I stepped back and stared at her, because there was something about the way she’d said during tech. “You know.”

She held up her hands like I’d caught her in the midst of a crime. “Only as of very recently!”

“Does everyone?” I asked, though that felt unlikely, given the reaction to me and my speeding ticket. It wasn’t a particularly tight-lipped group.
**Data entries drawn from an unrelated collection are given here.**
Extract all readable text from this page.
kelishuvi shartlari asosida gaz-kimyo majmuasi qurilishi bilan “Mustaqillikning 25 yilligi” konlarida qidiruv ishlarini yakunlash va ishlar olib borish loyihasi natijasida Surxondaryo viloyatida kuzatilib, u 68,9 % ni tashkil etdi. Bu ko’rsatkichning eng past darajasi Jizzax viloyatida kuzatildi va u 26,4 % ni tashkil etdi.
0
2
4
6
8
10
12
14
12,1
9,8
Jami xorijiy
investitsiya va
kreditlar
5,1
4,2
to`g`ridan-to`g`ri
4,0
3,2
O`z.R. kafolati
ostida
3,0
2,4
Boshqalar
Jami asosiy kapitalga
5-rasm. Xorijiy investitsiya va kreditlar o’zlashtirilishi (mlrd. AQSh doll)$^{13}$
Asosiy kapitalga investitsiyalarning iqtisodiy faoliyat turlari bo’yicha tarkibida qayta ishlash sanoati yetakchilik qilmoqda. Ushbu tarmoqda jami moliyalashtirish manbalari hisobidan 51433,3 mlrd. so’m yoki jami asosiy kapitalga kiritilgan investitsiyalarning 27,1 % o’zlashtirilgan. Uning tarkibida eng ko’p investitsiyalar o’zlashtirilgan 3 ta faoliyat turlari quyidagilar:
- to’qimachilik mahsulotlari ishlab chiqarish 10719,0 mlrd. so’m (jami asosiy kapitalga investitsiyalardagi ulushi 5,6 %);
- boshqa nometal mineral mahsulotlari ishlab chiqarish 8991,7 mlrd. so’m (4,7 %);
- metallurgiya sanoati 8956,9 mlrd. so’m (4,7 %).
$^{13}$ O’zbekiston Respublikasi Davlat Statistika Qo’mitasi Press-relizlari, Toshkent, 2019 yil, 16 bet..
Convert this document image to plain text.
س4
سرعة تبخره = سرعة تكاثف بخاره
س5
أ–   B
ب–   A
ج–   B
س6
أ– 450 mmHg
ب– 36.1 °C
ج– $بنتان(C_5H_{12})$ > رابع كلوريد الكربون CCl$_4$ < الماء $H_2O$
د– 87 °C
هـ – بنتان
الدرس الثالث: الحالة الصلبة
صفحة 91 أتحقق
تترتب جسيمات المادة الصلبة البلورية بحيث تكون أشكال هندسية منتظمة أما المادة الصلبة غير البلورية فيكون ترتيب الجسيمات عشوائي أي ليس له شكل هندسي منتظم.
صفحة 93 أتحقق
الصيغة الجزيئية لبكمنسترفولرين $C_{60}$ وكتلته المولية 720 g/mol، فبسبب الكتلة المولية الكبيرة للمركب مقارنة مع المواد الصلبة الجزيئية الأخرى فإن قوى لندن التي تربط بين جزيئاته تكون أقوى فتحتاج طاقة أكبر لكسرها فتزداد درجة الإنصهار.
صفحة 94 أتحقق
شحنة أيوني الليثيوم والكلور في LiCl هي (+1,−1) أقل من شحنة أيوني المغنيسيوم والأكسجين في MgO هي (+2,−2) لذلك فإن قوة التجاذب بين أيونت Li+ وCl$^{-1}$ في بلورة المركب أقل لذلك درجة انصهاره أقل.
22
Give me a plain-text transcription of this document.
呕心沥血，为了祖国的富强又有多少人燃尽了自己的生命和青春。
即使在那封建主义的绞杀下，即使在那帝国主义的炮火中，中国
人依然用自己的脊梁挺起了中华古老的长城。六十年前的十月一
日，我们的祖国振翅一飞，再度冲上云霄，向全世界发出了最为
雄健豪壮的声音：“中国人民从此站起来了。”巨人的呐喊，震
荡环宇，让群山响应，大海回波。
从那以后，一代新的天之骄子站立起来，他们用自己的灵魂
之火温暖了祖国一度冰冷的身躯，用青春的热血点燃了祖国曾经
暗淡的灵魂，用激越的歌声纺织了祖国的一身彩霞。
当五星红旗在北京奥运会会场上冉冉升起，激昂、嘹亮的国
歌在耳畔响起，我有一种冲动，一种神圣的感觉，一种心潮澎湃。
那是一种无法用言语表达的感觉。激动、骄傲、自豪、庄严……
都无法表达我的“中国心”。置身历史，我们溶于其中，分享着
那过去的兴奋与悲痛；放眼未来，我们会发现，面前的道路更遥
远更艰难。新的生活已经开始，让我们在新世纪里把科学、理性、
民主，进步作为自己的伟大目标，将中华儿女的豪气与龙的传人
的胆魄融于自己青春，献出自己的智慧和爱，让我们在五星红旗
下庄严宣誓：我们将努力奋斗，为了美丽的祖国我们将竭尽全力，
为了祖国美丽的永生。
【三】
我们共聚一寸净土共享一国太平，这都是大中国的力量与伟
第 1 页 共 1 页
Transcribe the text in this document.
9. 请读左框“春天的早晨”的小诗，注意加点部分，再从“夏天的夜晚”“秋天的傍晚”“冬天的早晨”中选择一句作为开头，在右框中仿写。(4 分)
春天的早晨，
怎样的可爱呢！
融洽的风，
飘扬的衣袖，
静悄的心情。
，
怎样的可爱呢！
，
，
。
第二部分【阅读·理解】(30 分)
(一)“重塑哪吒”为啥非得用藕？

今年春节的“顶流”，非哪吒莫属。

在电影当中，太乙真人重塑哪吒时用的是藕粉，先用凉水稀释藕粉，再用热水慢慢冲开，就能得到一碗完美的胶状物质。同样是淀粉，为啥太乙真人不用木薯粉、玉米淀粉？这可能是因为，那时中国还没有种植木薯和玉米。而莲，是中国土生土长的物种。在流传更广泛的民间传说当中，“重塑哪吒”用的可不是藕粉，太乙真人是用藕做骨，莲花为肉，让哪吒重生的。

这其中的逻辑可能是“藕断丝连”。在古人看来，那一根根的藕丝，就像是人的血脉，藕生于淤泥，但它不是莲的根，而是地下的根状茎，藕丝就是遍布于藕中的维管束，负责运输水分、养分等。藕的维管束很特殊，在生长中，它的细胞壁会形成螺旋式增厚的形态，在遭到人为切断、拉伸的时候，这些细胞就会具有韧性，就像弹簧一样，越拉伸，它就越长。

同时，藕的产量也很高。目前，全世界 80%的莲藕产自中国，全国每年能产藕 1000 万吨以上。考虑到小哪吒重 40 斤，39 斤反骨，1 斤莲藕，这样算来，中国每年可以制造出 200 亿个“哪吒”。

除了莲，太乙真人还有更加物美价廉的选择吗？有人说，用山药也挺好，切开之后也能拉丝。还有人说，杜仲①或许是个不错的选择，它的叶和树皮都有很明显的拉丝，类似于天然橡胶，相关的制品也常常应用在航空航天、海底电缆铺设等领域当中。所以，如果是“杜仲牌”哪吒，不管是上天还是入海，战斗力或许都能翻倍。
“I don’t think so,” she said. “She posted a selfie to her Instagram stories the other week, and there was a little flash of green in the background. Literally the only thing I’ve seen my entire life that color is your car.

And she’s seemed—well, you know as well as I do—ha, better, I’d say!

—that she’s a consummate professional. But there’s been something at her edges the past few days. I put two and two together.”

“Do you hate me?” I ask, and she cackled.

“No, god, don’t be stupid,” she said, and I found myself laughing too. “You’re going to be fine. Next thing Michael says, I swear I will kick his ass.”

I hugged her tightly. “That would hardly be a fair fight.”

Ashlee walked in and managed to throw her arms around me while Kathleen was still hugging me, and Henry found us that way and we all laughed.

“I’m not sure I should pile on here,” he said, and patted my shoulder. “You good? Rebecca’s making a face like most of her cast disappeared and we should probably get back to it, and you know how scared I am of her, so.”

“Yeah,” Kathleen said, “she’s good.”

I nodded, even though I wasn’t. I wanted to be, and I owed it to them. “Let’s get back to it.”